I’m not sure if it was the later stages of pregnancy, the noise, or the sound of plastic smacking against noggins that had me finally turn to my husband and say, “If you want to let her play in here, it’s all you. I can’t watch. and I removed myself from the scene to collect The Dervish’s balloon and party favor and gather our belongings for a hasty retreat.

With my back to the chaos, I heard a lot of plastic orbs meeting their intended marks, and the voices of two parents discouraging the fray – one was the mother of the birthday boy. The other belonged to my husband, who caught The Dervish mid-Trust Fall, luckily for her intended but unaware would-be catcher, the aforementioned vulnerable toddler.

It just goes to show you, you can watch your child’s every move and still not prevent the lightening fast reflexes that are two parts kid adrenaline and two parts Lord of the Flies group mentality. Further evidence that even if your kid is old enough to use the potty or navigate a playground without a spotter, s/he still needs a little guidance amid pandemonium.
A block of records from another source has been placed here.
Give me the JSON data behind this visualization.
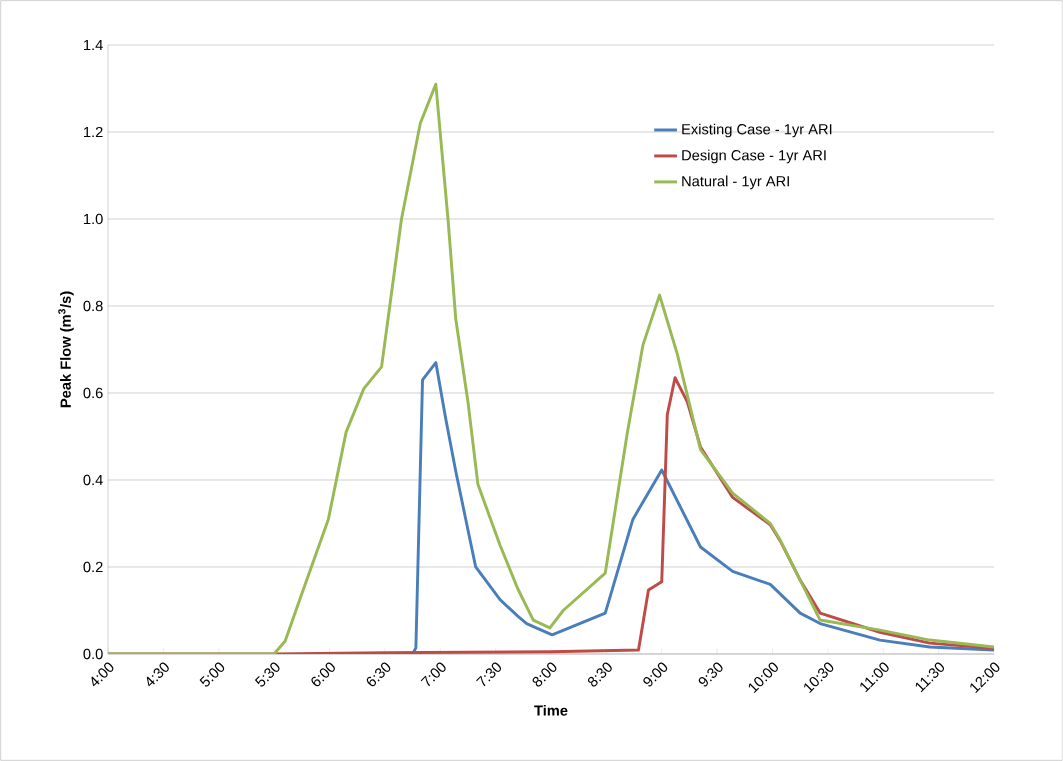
{
  "chart_data": {
    "type": "line",
    "xlabel": "Time",
    "ylabel": "Peak Flow (m$^{3}$/s)",
    "xlim": [
      4,
      12
    ],
    "ylim": [
      0,
      1.4
    ],
    "xticks": [
      {
        "value": 4,
        "label": "4:00"
      },
      {
        "value": 4.5,
        "label": "4:30"
      },
      {
        "value": 5,
        "label": "5:00"
      },
      {
        "value": 5.5,
        "label": "5:30"
      },
      {
        "value": 6,
        "label": "6:00"
      },
      {
        "value": 6.5,
        "label": "6:30"
      },
      {
        "value": 7,
        "label": "7:00"
      },
      {
        "value": 7.5,
        "label": "7:30"
      },
      {
        "value": 8,
        "label": "8:00"
      },
      {
        "value": 8.5,
        "label": "8:30"
      },
      {
        "value": 9,
        "label": "9:00"
      },
      {
        "value": 9.5,
        "label": "9:30"
      },
      {
        "value": 10,
        "label": "10:00"
      },
      {
        "value": 10.5,
        "label": "10:30"
      },
      {
        "value": 11,
        "label": "11:00"
      },
      {
        "value": 11.5,
        "label": "11:30"
      },
      {
        "value": 12,
        "label": "12:00"
      }
    ],
    "yticks": [
      {
        "value": 0,
        "label": "0.0"
      },
      {
        "value": 0.2,
        "label": "0.2"
      },
      {
        "value": 0.4,
        "label": "0.4"
      },
      {
        "value": 0.6,
        "label": "0.6"
      },
      {
        "value": 0.8,
        "label": "0.8"
      },
      {
        "value": 1.0,
        "label": "1.0"
      },
      {
        "value": 1.2,
        "label": "1.2"
      },
      {
        "value": 1.4,
        "label": "1.4"
      }
    ],
    "grid": "y",
    "legend": "top right",
    "marker": "none",
    "line_style": "solid",
    "series": [
      {
        "name": "Existing Case - 1yr ARI",
        "color": "#4a7ebb",
        "x": [
          6.5,
          6.75,
          6.78,
          6.84,
          6.96,
          7.05,
          7.14,
          7.32,
          7.54,
          7.7,
          7.78,
          8.01,
          8.49,
          8.74,
          9.0,
          9.35,
          9.64,
          9.98,
          10.25,
          10.43,
          10.97,
          11.42,
          12
        ],
        "values": [
          0,
          0,
          0.014,
          0.63,
          0.67,
          0.54,
          0.42,
          0.2,
          0.125,
          0.087,
          0.07,
          0.044,
          0.094,
          0.31,
          0.423,
          0.246,
          0.19,
          0.16,
          0.094,
          0.07,
          0.032,
          0.016,
          0.009
        ]
      },
      {
        "name": "Design Case - 1yr ARI",
        "color": "#be4b48",
        "x": [
          4,
          5.5,
          6.5,
          8.0,
          8.79,
          8.88,
          9.0,
          9.05,
          9.12,
          9.23,
          9.35,
          9.64,
          9.98,
          10.07,
          10.25,
          10.43,
          10.97,
          11.42,
          12
        ],
        "values": [
          0,
          0,
          0.003,
          0.005,
          0.009,
          0.147,
          0.166,
          0.55,
          0.635,
          0.58,
          0.476,
          0.36,
          0.297,
          0.26,
          0.17,
          0.094,
          0.05,
          0.025,
          0.013
        ]
      },
      {
        "name": "Natural - 1yr ARI",
        "color": "#98b954",
        "x": [
          4,
          5.5,
          5.6,
          5.73,
          5.99,
          6.15,
          6.31,
          6.47,
          6.65,
          6.82,
          6.96,
          7.07,
          7.14,
          7.25,
          7.34,
          7.54,
          7.7,
          7.84,
          7.99,
          8.11,
          8.49,
          8.69,
          8.83,
          8.98,
          9.14,
          9.35,
          9.64,
          9.98,
          10.07,
          10.25,
          10.43,
          10.97,
          11.42,
          12
        ],
        "values": [
          0,
          0,
          0.03,
          0.124,
          0.31,
          0.51,
          0.61,
          0.66,
          1.0,
          1.22,
          1.31,
          1.0,
          0.77,
          0.58,
          0.39,
          0.25,
          0.15,
          0.078,
          0.06,
          0.1,
          0.186,
          0.51,
          0.71,
          0.825,
          0.69,
          0.47,
          0.37,
          0.3,
          0.262,
          0.17,
          0.078,
          0.055,
          0.032,
          0.016
        ]
      }
    ]
  }
}
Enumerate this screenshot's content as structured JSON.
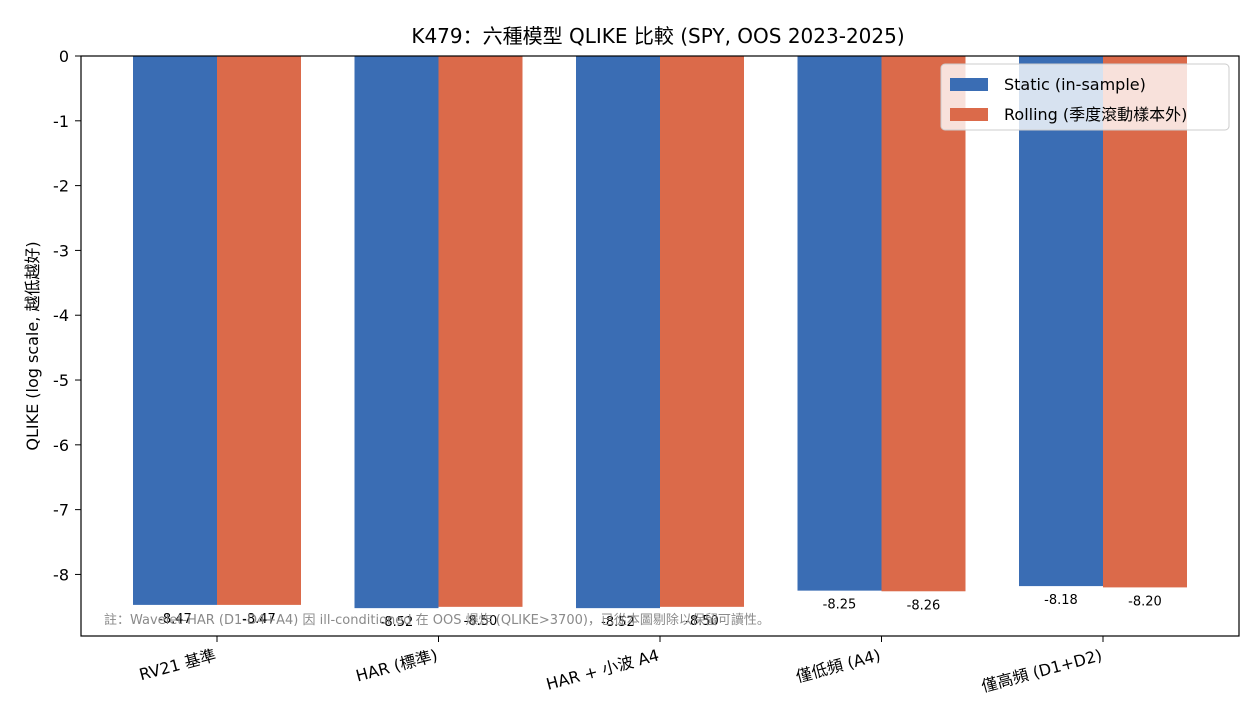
{
  "chart_data": {
    "type": "bar",
    "title": "K479：六種模型 QLIKE 比較 (SPY, OOS 2023-2025)",
    "xlabel": "",
    "ylabel": "QLIKE (log scale, 越低越好)",
    "ylim": [
      -8.95,
      0
    ],
    "yticks": [
      "0",
      "-1",
      "-2",
      "-3",
      "-4",
      "-5",
      "-6",
      "-7",
      "-8"
    ],
    "categories": [
      "RV21 基準",
      "HAR (標準)",
      "HAR + 小波 A4",
      "僅低頻 (A4)",
      "僅高頻 (D1+D2)"
    ],
    "series": [
      {
        "name": "Static (in-sample)",
        "color": "#3a6db4",
        "values": [
          -8.47,
          -8.52,
          -8.52,
          -8.25,
          -8.18
        ],
        "labels": [
          "-8.47",
          "-8.52",
          "-8.52",
          "-8.25",
          "-8.18"
        ]
      },
      {
        "name": "Rolling (季度滾動樣本外)",
        "color": "#db6a4a",
        "values": [
          -8.47,
          -8.5,
          -8.5,
          -8.26,
          -8.2
        ],
        "labels": [
          "-8.47",
          "-8.50",
          "-8.50",
          "-8.26",
          "-8.20"
        ]
      }
    ],
    "legend": "top-right",
    "grid": false,
    "annotation": "註：Wavelet-HAR (D1-D4+A4) 因 ill-conditioned 在 OOS 爆炸 (QLIKE>3700)，已從本圖剔除以保留可讀性。"
  }
}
No rest for the weary, that’s for sure.

We left a few minutes later, and the The Dervish extoled the virtues of the ball pit the whole way home, even as she was falling asleep, and woke up asking for more.

Driving home, my husband and I felt more like we’d left a crowded bar pre-smoking ban than a three-year-old’s birthday party.  A definite reminder to build up our constitutions before The Dervish joins competitive sports.

“How do you think they clean those balls?” my husband asked.